# Why do only egg yolks and not whole eggs get used in a coconut - pecan frosting?



## calicat (Dec 21, 2008)

Can someon explain why we waste 4 egg whites in a coconut - pecan frosting for a German Sweet Chocolate cake instead of using 2 whole eggs?
Does the egg yolks give a flavor, consistency, color that whole eggs would detract from? I hate to experiment because the loss could be expensive.


----------



## Maverick2272 (Dec 21, 2008)

It would change the flavor and consistency, yes. And color too for that matter, although that is not as big a deal.
You can store and even freeze the egg whites if you wish to avoid wasting them. But being the season for egg nog, you can also use them in there. If the recipe calls for 4 egg yolks mixed up and 4 egg whites whipped, just use 6 egg whites whipped up to thin it out some without detracting from the taste.


----------



## miniman (Dec 21, 2008)

The egg whites don't need to be wasted. You can make a mereingue (sp?) or just have scrambled eggs with the whites or use them to brush on pastries when baking.


----------



## JoeV (Dec 21, 2008)

When I make Challah bread I end up with two egg whites. I thin them with 1-2 T of water and brush them on the bread to give some color and to hold the sesame and poppy seeds. I then keep them covered in the fridge and use them for the same thing on my Italian bread. I've kept them for over a week in a bowl sealed with plastic wrap with no ill effects. I bake bread so frequently that they never go to waste.


----------



## LPBeier (Dec 21, 2008)

My Creme brulee's and hollandaise sauce, among other things call for just the yolks.  Then I have cake recipes that call for extra (or only) egg whites.  So, I just through the whites into containers, mark on top the date and how many and then pull them out when I need them.  If I am using the whites and have a couple of yolks I will make hollandaise or a custard for dessert.  I rarely waste either part of the egg!


----------



## PieSusan (Dec 21, 2008)

For yolks, there is always a sunshine cake.

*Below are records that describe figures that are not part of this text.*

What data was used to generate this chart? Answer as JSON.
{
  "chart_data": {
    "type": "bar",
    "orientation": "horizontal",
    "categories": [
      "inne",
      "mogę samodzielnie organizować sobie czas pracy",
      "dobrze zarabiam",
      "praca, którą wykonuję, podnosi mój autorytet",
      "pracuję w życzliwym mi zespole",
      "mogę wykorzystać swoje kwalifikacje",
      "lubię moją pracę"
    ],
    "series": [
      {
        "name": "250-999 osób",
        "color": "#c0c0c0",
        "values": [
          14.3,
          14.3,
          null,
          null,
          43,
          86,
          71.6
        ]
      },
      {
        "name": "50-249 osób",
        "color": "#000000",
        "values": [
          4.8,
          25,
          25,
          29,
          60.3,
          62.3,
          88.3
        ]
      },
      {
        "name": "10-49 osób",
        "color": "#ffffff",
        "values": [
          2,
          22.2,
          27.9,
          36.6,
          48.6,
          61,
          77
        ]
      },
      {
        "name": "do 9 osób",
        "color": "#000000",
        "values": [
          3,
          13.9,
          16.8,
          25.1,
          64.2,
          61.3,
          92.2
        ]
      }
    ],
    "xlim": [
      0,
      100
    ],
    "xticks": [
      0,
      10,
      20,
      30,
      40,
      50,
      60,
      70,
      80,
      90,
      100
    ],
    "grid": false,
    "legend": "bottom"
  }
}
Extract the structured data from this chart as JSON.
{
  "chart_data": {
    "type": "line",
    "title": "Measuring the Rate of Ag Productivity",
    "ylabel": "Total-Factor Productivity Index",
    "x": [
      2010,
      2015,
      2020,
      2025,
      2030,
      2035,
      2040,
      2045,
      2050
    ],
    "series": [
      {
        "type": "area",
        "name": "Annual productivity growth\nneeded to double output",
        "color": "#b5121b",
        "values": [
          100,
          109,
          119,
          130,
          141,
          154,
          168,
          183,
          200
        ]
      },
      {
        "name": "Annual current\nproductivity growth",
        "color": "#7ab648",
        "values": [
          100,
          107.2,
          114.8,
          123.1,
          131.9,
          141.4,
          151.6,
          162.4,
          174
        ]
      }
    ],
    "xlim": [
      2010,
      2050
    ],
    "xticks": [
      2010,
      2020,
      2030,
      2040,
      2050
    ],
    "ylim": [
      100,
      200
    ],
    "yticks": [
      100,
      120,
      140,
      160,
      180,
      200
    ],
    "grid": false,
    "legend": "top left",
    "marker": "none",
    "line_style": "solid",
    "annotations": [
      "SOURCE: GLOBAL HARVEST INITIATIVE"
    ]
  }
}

For whites, there is always angel food cakes.


----------



## Katie H (Dec 21, 2008)

Hey, y'all!  There's always Forgotten Cookies.  Really tasty and how easy can they get?


----------



## Maverick2272 (Dec 22, 2008)

Great idea Katie!


----------



## LPBeier (Dec 22, 2008)

Katie, thanks so much for this wonderful memory!!! My Mom used to make these and called them Polka Dot Meringues.  She only used chocolate chips, no nuts.  They were always a big hit!.


----------